25 . Onlar öyle kimselerdir ki, inkâr ettiler ve sizi Mescid-i Harâm’dan, bekletilen kurbanları da yerlerine ulaşmaktan men‘ ettiler. Hâlbuki (Mekke’de) kendilerini (henüz) tanımadığınız mü’min erkeklerle mü’mine kadınları bilmeyerek kendilerini çiğneyip de, onlardan dolayı size bir meşakkat bir vebâl (bir vicdan azâbı) dokunacak olmasaydı (kâfirlerle savaşmanıza engel olmazdı). (Ama böyle yaptı) ki Allah dilediğini rahmetine koysun! Eğer (o mü’minler kâfirlerden) ayrılmış olsalardı (da siz onları tanıyabilseydiniz), elbette onlardan (Mekkelilerden) inkâr edenleri (pek) elemli bir azâb ile cezâlandırırdık.

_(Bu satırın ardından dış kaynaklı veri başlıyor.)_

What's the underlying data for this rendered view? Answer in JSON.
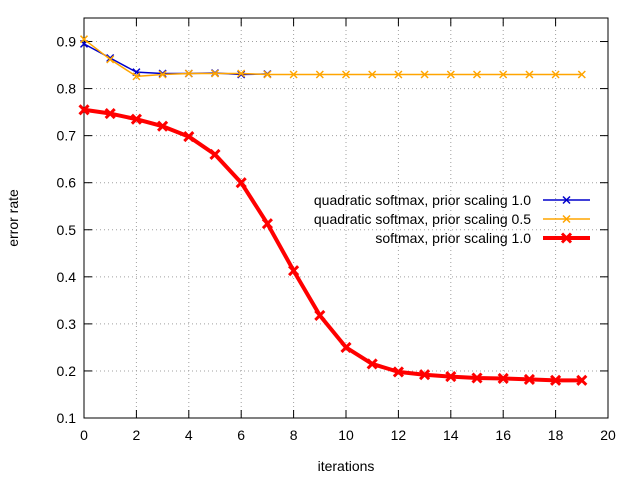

26 . O zaman, inkâr edenler kalblerine taassubu, câhiliye taassubunu yerleştirmişlerdi; Allah da Resûlünün ve mü’minlerin üzerine (kalblere huzur veren) sükûnetini indirdi ve onları takvâ sözüne (kelime-i şehâdete) bağlı kıldı. Zâten (onlar), buna çok lâyık, buna ehil idiler. Allah ise, herşeyi hakkıyla bilendir.